New Fragnesia Linux Kernel LPE Grants Root Access via Page Cache Corruption
A new Linux kernel local privilege escalation vulnerability tracked as CVE-2026-46300 and named Fragnesia allows unprivileged attackers to corrupt the page cache of read-only files to gain root access without requiring a race condition.

A new Linux kernel local privilege escalation vulnerability, tracked as CVE-2026-46300 (CVSS 7.8) and codenamed Fragnesia, has been disclosed. The bug resides in the XFRM ESP-in-TCP subsystem and allows unprivileged local attackers to corrupt the kernel page cache of read-only files, such as /usr/bin/su, to gain root access without requiring a race condition. A proof-of-concept exploit has been released, and patches are available from major Linux distributions including Red Hat, Debian, Ubuntu, and SUSE. No in-the-wild exploitation has been observed yet, but administrators are urged to apply mitigations similar to those for the related Dirty Frag vulnerability.
Fragnesia was discovered by researcher William Bowling of Zellic and the V12 security team. According to Google-owned Wiz, the vulnerability allows unprivileged local attackers to modify read-only file contents in the kernel page cache and achieve root privileges through a deterministic page-cache corruption primitive. This is the third such bug identified in the kernel within two weeks, following Copy Fail and Dirty Frag (aka Copy Fail 2).
The vulnerability is rooted in a logic bug in the Linux XFRM ESP-in-TCP subsystem. V12 explained V12. It achieves arbitrary byte writes into the kernel page cache of read-only files without requiring any race condition. This makes exploitation deterministic and reliable across major distributions. A proof-of-concept exploit has been released by V12.
Multiple Linux distributions have released advisories including AlmaLinux, Amazon Linux, CloudLinux, Debian, Gentoo, Red Hat Enterprise Linux, SUSE, and Ubuntu. CloudLinux maintainers noted that customers who have already applied the Dirty Frag mitigation need no further action until patched kernels are released. Red Hat said it is performing an assessment to confirm if existing mitigations extend to CVE-2026-46300.

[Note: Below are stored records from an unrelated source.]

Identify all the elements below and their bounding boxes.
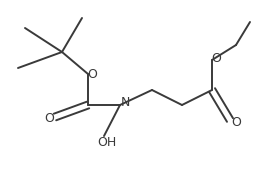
Text: O: O: [231, 115, 241, 128]
Text: O: O: [211, 52, 221, 65]
Text: OH: OH: [97, 135, 117, 148]
Text: O: O: [87, 68, 97, 81]
Text: O: O: [44, 111, 54, 124]
Text: N: N: [120, 96, 130, 109]
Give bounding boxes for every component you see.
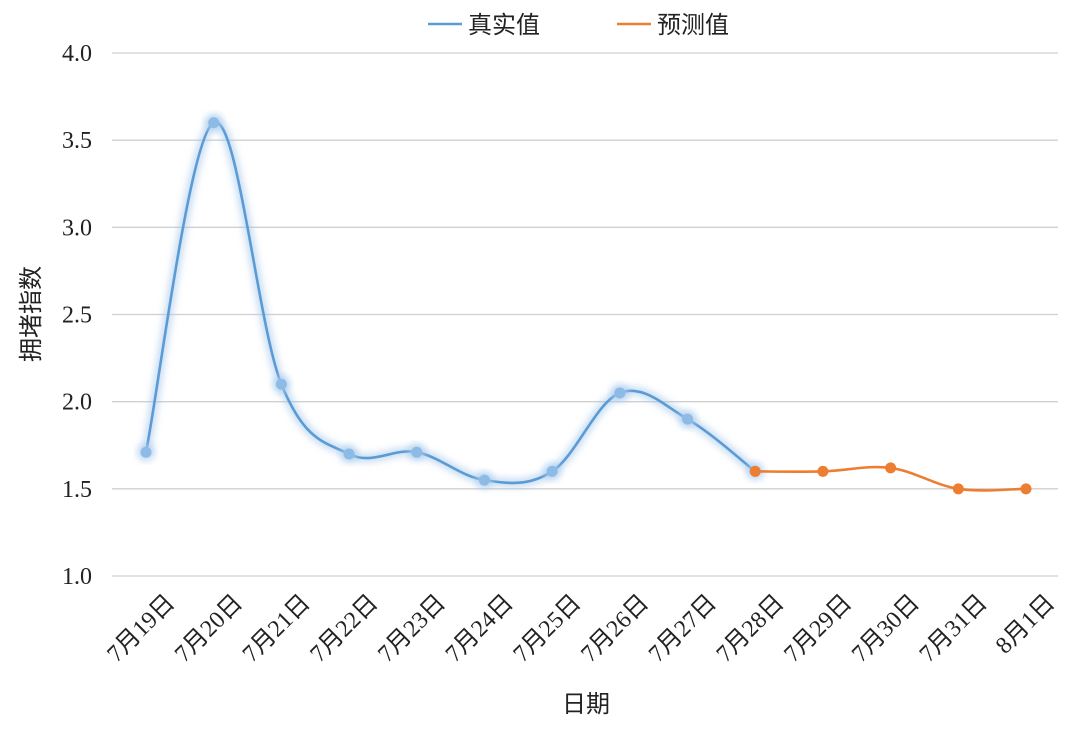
data-point-actual bbox=[275, 378, 287, 390]
data-point-predicted bbox=[1020, 483, 1032, 495]
x-tick-label: 7月24日 bbox=[441, 590, 519, 668]
x-tick-labels: 7月19日7月20日7月21日7月22日7月23日7月24日7月25日7月26日… bbox=[102, 590, 1060, 668]
series-lines bbox=[137, 113, 1032, 495]
x-tick-label: 7月25日 bbox=[509, 590, 587, 668]
data-point-actual bbox=[343, 448, 355, 460]
legend-label: 预测值 bbox=[657, 11, 729, 39]
x-tick-label: 7月30日 bbox=[847, 590, 925, 668]
x-tick-label: 7月22日 bbox=[306, 590, 384, 668]
x-tick-label: 7月20日 bbox=[170, 590, 248, 668]
data-point-actual bbox=[682, 413, 694, 425]
data-point-actual bbox=[140, 446, 152, 458]
y-tick-label: 2.5 bbox=[62, 303, 92, 329]
x-axis-title: 日期 bbox=[562, 690, 610, 718]
y-tick-label: 2.0 bbox=[62, 390, 92, 416]
x-tick-label: 7月23日 bbox=[373, 590, 451, 668]
y-tick-label: 3.0 bbox=[62, 215, 92, 241]
data-point-actual bbox=[208, 117, 220, 129]
data-point-predicted bbox=[749, 465, 761, 477]
x-tick-label: 8月1日 bbox=[991, 590, 1060, 659]
legend-label: 真实值 bbox=[468, 11, 540, 39]
x-tick-label: 7月31日 bbox=[915, 590, 993, 668]
x-tick-label: 7月29日 bbox=[779, 590, 857, 668]
legend: 真实值 预测值 bbox=[428, 11, 729, 39]
y-tick-label: 4.0 bbox=[62, 41, 92, 67]
grid-lines bbox=[112, 52, 1058, 577]
x-tick-label: 7月26日 bbox=[576, 590, 654, 668]
x-tick-label: 7月21日 bbox=[238, 590, 316, 668]
data-point-predicted bbox=[885, 462, 897, 474]
x-tick-label: 7月19日 bbox=[102, 590, 180, 668]
y-tick-label: 3.5 bbox=[62, 128, 92, 154]
series-line-actual bbox=[144, 121, 757, 485]
y-tick-labels: 1.0 1.5 2.0 2.5 3.0 3.5 4.0 bbox=[62, 41, 92, 590]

Microsoft urged users to apply the patch as soon as possible by running update tools. If patching is not possible, administrators should consider applying the same mitigations as for Dirty Frag. This includes disabling esp4, esp6, and related xfrm/IPsec functionality, restricting unnecessary local shell access, hardening containerized workloads, and increasing monitoring for abnormal privilege escalation activity.
Wiz noted that AppArmor restrictions on unprivileged user namespaces may serve as a partial mitigation, requiring additional bypasses for successful exploitation. However, unlike Dirty Frag, no host-level privileges are required for Fragnesia. The development comes as a threat actor named berz0k has been observed advertising on cybercrime forums a zero-day Linux LPE exploit for $170,000, claiming it works on multiple major Linux distributions.
ThreatMon reported in a post on X that the threat actor claims the vulnerability is TOCTOU-based (Time-of-Check Time-of-Use), capable of stable local privilege escalation without causing system crashes, and leverages a shared object (.so) payload dropped into the /tmp directory. This highlights the ongoing interest in Linux kernel vulnerabilities among cybercriminals.